Mr. Speaker, Motion No. 2 was put forward by the Reform Party and adds a few lines after line 34 on page 3 of the bill:
“(6.1) A report that is tabled in each House of Parliament under subsection (6), shall, on the day it is tabled or if the House is not sitting on that day, on the day that the House next sits, be referred by that House to a committee of that House that is designated or established by that House for the purpose of considering matters relating to justice”.
The amendment goes on with two other parts related to getting some accountability into the system.
Some years ago there was an attempt to roll back judicial salaries as part of the cost cutting measures of the government. The supreme court actually ruled that any attempt to roll back judicial salaries was an interference in the independence of the judiciary.
It is amazing that rolling back salaries is an interference in the independence of the judiciary but increasing its salaries is not. Is that not amusing, that one is an interference and one is not?

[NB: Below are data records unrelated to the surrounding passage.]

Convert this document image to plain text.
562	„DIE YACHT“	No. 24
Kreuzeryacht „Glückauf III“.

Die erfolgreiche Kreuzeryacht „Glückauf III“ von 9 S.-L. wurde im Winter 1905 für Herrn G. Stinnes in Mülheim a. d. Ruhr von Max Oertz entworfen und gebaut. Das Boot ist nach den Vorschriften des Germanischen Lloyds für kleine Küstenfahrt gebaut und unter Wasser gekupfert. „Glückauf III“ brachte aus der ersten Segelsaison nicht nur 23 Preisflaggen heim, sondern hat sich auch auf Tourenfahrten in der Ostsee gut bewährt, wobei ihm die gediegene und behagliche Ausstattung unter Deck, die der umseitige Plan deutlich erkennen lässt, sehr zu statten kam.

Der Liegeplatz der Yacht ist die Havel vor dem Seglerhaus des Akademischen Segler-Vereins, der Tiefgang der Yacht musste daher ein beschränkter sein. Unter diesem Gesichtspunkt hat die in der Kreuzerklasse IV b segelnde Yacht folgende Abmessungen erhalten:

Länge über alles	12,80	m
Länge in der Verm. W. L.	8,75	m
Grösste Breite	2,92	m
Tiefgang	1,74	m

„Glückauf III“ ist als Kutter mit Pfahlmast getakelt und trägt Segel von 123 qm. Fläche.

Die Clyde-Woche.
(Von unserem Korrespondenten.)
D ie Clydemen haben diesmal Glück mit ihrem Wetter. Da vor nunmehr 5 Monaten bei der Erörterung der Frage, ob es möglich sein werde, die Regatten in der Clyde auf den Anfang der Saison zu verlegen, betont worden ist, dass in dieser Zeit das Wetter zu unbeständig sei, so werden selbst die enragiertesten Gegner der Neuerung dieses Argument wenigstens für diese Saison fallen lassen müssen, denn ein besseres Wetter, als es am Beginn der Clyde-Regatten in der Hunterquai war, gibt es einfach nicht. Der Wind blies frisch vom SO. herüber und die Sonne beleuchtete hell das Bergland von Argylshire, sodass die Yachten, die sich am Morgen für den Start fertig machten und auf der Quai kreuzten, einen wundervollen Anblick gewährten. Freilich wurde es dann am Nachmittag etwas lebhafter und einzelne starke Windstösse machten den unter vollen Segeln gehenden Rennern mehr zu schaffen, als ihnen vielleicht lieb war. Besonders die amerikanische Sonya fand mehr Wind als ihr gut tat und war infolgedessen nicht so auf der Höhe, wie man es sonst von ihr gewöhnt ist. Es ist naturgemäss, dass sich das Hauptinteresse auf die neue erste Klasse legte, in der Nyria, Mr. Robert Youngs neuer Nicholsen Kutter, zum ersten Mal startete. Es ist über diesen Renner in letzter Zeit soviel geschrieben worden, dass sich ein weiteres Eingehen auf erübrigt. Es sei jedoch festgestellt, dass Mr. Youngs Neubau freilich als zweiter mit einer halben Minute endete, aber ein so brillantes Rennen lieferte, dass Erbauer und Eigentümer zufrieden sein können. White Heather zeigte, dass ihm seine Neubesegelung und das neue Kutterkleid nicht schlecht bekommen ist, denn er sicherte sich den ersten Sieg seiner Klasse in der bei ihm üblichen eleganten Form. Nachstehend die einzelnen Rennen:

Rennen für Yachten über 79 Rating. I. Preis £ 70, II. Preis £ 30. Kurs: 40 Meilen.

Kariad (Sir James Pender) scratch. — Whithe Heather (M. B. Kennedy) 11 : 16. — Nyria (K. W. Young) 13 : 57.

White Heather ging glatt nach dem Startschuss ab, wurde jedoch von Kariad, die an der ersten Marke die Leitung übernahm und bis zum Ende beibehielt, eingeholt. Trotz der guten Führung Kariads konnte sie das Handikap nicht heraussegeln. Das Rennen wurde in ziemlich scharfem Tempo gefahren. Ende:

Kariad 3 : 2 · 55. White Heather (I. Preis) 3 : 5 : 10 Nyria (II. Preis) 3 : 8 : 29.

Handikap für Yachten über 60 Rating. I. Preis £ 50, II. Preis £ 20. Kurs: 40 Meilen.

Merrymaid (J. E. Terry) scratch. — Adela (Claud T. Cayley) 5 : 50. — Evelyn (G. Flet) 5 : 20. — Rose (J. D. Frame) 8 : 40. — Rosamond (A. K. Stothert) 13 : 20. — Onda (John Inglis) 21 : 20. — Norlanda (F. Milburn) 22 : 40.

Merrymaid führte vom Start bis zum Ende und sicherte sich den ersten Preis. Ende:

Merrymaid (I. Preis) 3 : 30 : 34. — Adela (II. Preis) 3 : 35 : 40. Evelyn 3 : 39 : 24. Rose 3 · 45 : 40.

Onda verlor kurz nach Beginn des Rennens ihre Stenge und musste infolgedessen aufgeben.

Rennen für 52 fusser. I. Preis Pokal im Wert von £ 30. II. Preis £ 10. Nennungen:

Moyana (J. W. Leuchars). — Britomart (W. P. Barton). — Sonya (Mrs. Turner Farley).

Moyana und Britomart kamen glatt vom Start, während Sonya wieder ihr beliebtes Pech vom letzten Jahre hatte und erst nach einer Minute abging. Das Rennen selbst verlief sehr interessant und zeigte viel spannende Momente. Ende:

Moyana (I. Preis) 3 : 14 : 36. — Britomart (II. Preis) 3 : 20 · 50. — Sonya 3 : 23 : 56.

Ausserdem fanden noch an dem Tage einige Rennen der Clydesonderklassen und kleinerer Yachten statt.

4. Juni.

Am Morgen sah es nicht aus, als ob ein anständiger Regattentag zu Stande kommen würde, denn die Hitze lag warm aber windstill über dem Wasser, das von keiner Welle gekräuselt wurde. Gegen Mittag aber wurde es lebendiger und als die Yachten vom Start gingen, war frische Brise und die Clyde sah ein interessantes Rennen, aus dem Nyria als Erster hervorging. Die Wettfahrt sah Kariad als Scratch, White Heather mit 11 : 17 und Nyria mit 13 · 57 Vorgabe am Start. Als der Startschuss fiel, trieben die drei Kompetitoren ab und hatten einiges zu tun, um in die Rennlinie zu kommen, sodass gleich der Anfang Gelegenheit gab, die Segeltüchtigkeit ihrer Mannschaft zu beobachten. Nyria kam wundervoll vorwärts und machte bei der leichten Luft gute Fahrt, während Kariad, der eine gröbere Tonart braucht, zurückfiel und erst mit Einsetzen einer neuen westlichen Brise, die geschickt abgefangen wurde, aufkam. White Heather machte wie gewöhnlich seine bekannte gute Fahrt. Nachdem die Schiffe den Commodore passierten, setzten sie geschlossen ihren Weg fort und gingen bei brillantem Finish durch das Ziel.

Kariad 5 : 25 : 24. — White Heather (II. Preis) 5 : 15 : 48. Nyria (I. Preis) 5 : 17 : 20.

The court ruled that the government had to set up a commission to set judicial salaries. It issued it as an order to the government. Theoretically the government does not actually have to obey the order. It could say we are certainly not going to take orders from the judges. But if the government did not accept the position put forward by the supreme court, it would find itself in court. What a sort of rigmarolic circle we would get into then with the government trying to legislate itself out of court and the court trying to take the government to court and all from the starting point where the judges felt the government had no right to set their salaries.
Many of the examples my colleagues have given throughout the day indicate quite clearly that the general public is quite dissatisfied with what is happening at the judicial level in this country. The poll mentioned in July 1997 showed more than 50% of the population dissatisfied with the performance of judges. The examples I gave in my speech earlier today are just from the North Vancouver area over the past few months. They are decisions people were outraged to see, short sentences, failure of people to appear in court, no arrest warrants issued, simple instructions, please turn up next time.
Judges are acting as if they are running classrooms and not courts of law. This lack of confidence in judges has caused the opposition to look at this bill and ask what on earth is going on. Judges are telling us what to do while as the supreme level of justice in Canada we should be setting the rules. That is the reason for the number of motions being put forward to alter this bill. It is unfortunate that as usual the government will not accept any of them. It will overrule all of them. No matter how good the ideas might be, no matter how logical the arguments, it will use its voting power to overturn anything we propose.
We can get up and talk to the bill or speak in favour of any of the amendments here but we know in our hearts that none of them will pass. If nothing more, at least we can get the message out to the people of Canada that we are speaking on their behalf, that we are telling the government side and this place that people are dissatisfied with what is happening in this thing called the justice system which the average person is now calling the legal system and is not even respecting it anymore for what it should be. It is time we took action in this place to correct the problems. That is the main thrust and the main reason the opposition is taking a position of opposition to this legislation.